I hereby authorize Doctor Matrix Medical Group, P.A. (“Doctor Matrix”) to use and disclose my image, video recording, audio recording, personal testimony, name, contact information (such as phone number, e-mail address, and address), demographic information, and health condition and related health information for the following purposes:

To Market Doctor Matrix’s Products/Services: To market Doctor Matrix’s products and services to me. For example, Doctor Matrix may use my e-mail address to tell me about new products or services available from Doctor Matrix.

For Doctor Matrix’s Promotional Purposes: In blogs, articles, films, videotapes, books, portfolios, presentations, marketing materials and similar documents for Doctor Matrix’s marketing, promotion and advertising activities.

To Market A Third Party’s Products/Services: To market a third party’s products and services to me. For example, Doctor Matrix may use my e-mail address to tell me about a pharmaceutical company’s products. I understand Doctor Matrix may receive remuneration from the third party for making these communications.

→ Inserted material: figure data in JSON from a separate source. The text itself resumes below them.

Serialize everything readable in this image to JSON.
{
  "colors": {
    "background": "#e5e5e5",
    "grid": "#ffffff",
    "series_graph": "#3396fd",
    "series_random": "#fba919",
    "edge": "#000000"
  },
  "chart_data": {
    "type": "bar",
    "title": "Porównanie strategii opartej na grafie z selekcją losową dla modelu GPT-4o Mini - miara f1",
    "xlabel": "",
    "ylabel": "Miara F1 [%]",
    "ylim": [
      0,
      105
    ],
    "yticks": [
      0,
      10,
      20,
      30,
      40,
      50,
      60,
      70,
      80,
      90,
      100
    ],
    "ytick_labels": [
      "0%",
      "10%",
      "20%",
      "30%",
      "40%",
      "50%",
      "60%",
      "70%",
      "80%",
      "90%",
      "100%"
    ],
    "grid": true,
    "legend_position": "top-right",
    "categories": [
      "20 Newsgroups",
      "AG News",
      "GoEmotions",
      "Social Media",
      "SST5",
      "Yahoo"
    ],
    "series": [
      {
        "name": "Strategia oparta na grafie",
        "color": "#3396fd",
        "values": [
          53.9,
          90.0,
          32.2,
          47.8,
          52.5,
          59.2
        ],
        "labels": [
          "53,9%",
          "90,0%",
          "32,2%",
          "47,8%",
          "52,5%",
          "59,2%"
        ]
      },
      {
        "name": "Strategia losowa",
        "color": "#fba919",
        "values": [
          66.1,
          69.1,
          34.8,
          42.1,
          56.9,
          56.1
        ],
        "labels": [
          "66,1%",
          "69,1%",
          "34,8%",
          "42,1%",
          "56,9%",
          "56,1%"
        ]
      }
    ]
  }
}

I understand that I have the right to revoke this Marketing Authorization, in writing, at any time by sending such written notification to Doctor Matrix, 7033 E Greenway Parkway Suite 310, Scottsdale, AZ, 85254 except to the extent that action has been taken in reliance upon my Authorization. I understand that information used or disclosed pursuant to this Marketing Authorization may be subject to redisclosure by the recipient of such information and may no longer be protected by Federal or State law. Doctor Matrix will not condition my treatment, payment, enrollment or eligibility for benefits on whether I provide authorization for the requested use or disclosure.

I understand that I have the right to: inspect or copy the health information to be used or disclosed as permitted under Federal or State law; refuse to sign this Marketing Authorization; and receive a copy of this Marketing Authorization.

This Marketing Authorization expires five years from the date of my signature below, unless I revoke this Marketing Authorization at any earlier time.

I have read the above information and authorize Doctor Matrix to use and disclose the identified information for the purposes described herein.

By checking the box next to “I agree to UpScript’s Marketing Authorization” at registration, you acknowledge that you have read and agree to the terms of the Doctor Matrix Marketing Authorization.